Zand bebe ali no balcão, em solidão. Ainda há pouca gente no bar. Só um maltrapilho num canto e um grupo de aventureiros em uma mesa. Três magos, um bárbaro e um paladino discutindo qualquer coisa sobre missões recentes. Um grupo peculiar, não somente pelos três magos em um mesmo grupo, como pela presença de um guerreiro sagrado.

- Então sobraram 5409 pados. - O paladino fala. Pado é a moeda adotada em Wimow. - Não precisamos de tanto. Devíamos deixar no templo...

- Está louco?! - Um dos magos interrompe. - Podemos nos equipar, podemos investir... Podemos precisar desse dinheiro no futuro.

- Pra mim tanto faz, desde que me deem minha parte. - o bárbaro se pronuncia.

- Vamos dividir. É o normal em todo caso, não acham? - Outro mago fala.

- Vamos lá. Somos cinco. 5400 por cinco dá 1080 para cada. As outras nove a gente paga A Praia o que a gente consumir. Que dá pra tudo e sobra até gorgeta.

- Por mim tudo bem. - O mago que falara primeiro concorda, tomando outro gole de cerveja em seguida.

- É o justo.

- Tudo bem! - O paladino fala. - Eu farei a doação com a minha parte. Cada um faz o que quer e depois arca com as consequências de sua decisão.

- Tá, então vamos lá no palácio? - O mago fala. Zand ouve e fica ainda mais atento à conversa. Discretamente tomando seu rum.

- A gente não devia ir. - O outro mago que falara é quem reclama. - Não se confia em aristocracia, que dizer então da monarquia? Por mim, a gente continua para Wiogee.

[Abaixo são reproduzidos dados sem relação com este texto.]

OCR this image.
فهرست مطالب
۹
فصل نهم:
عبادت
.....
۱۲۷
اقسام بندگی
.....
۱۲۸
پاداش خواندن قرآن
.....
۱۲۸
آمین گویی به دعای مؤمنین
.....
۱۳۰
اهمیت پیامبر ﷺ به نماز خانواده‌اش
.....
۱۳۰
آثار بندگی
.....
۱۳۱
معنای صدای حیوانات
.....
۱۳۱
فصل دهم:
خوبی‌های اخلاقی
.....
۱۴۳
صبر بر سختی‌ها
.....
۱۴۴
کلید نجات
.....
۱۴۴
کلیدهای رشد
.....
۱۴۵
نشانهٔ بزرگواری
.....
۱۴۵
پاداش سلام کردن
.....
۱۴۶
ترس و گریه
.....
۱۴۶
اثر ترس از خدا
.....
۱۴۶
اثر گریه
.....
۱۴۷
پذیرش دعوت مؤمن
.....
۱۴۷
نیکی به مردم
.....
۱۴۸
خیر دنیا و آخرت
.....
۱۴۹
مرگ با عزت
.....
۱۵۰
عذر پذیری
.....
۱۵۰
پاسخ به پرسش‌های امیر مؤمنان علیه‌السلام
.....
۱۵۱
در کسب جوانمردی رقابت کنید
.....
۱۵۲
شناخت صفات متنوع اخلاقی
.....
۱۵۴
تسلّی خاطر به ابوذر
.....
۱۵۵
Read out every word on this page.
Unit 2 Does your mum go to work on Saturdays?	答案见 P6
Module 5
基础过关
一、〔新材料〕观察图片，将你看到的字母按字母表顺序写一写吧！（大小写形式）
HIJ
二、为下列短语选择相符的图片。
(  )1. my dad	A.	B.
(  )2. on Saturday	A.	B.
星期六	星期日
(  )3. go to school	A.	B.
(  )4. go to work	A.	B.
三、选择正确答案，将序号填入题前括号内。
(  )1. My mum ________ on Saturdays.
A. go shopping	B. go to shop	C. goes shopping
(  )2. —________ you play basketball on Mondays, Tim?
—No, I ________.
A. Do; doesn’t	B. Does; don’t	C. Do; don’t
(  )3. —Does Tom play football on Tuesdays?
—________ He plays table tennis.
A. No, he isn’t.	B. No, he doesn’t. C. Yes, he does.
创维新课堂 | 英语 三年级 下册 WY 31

- Vamos lá! A gente não precisa aceitar! A gente só ouve a proposta deles! - O primeiro mago fala.

- Nós devemos ir. - O paladino fala, decidido. - Não somos um grupo de mercenários. Temos que prezar pelo Bem. E onde há injustiça, não temos o direito de ficar calados.

- Temos... - O primeiro mago. - Mas não vem ao caso. Votação simples. Quem topa?

Junto com os dois, o bárbaro também levanta a mão.

- Pronto. Então vamos lá agora mesmo. - O paladino se levanta.

- Calma lá! - O mago que propusera a votação interrompe. - Está muito cedo! Vamos terminar a cerva! Depois a gente vai.

Zand nota que o paladino olha para um lado do bar, meio decepcionado antes de se sentar. Na direção do banheiro.

Ele se levanta e vai ao banheiro, para na volta ver o cartaz com a marca real pregado mesmo ali perto.